Les écrivains naturalistes se sont victorieusement emparés de ces découvertes philosophiques, et, abandonnant les héros des poèmes et les antithèses habillées des drames romantiques, ils ont voulu produire des figures qu’il ne fût plus possible d’isoler de leurs entours et de placer presque indifféremment sur n’importe quel échelon de l’histoire ou n’importe quels degrés de la sphère terrestre. Mais cette étude exige une information si vaste, un examen si exact et si détaillé de documents de tout ordre qu’il y faut tout le sérieux et toutes les aises du développement comporté par le livre et qu’il est difficile, sur le théâtre, avec ses ramassis d’actions, ses concentrations d’idées et de lumière, de poser et de déduire des personnages avec une rigueur scientifique.[1]

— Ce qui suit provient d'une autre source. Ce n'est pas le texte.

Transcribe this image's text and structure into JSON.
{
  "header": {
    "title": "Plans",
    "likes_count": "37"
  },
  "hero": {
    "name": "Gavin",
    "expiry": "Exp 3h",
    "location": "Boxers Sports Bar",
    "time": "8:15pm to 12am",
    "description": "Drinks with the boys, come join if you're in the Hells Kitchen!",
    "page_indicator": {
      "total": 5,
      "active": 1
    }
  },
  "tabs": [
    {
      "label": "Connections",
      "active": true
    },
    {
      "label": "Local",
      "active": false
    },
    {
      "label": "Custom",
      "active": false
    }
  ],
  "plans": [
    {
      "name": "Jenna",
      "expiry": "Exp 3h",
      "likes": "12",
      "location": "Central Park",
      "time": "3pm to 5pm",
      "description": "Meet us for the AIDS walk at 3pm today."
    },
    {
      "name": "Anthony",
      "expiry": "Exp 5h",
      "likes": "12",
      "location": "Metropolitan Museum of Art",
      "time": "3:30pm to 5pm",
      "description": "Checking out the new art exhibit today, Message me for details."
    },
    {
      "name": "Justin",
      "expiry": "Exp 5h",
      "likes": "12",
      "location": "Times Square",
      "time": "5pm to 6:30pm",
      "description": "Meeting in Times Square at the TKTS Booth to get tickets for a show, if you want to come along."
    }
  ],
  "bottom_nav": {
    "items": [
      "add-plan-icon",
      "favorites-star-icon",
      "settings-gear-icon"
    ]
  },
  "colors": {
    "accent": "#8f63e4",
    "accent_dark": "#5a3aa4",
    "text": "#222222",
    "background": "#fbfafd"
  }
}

On sait la différence qui sépare l’écrivain d’invention dont le type paraît être George Sand dans le roman, des artistes qui se réclament de l’école naturaliste. George Sand créait dans sa tête un personnage autour duquel elle imaginait, avec une fertilité de combinaisons souvent admirable, des intrigues et des situations suffisamment vraisemblables, mais qui laissaient le relief et la conduite des événements à son principal acteur. Il était le soliste de l’œuvre. Les écrivains naturalistes procèdent d’autre sorte. Une fois l’idée conçue,

  1. Voir, à ce sujet, la Critique scientifique de E. Hennequin, ouvrage tout plein de broussailles mais très neuf en certaines parties et qui fait vivement regretter la perte de son auteur, mort noyé, il y a quelques mois, à vingt-neuf ans.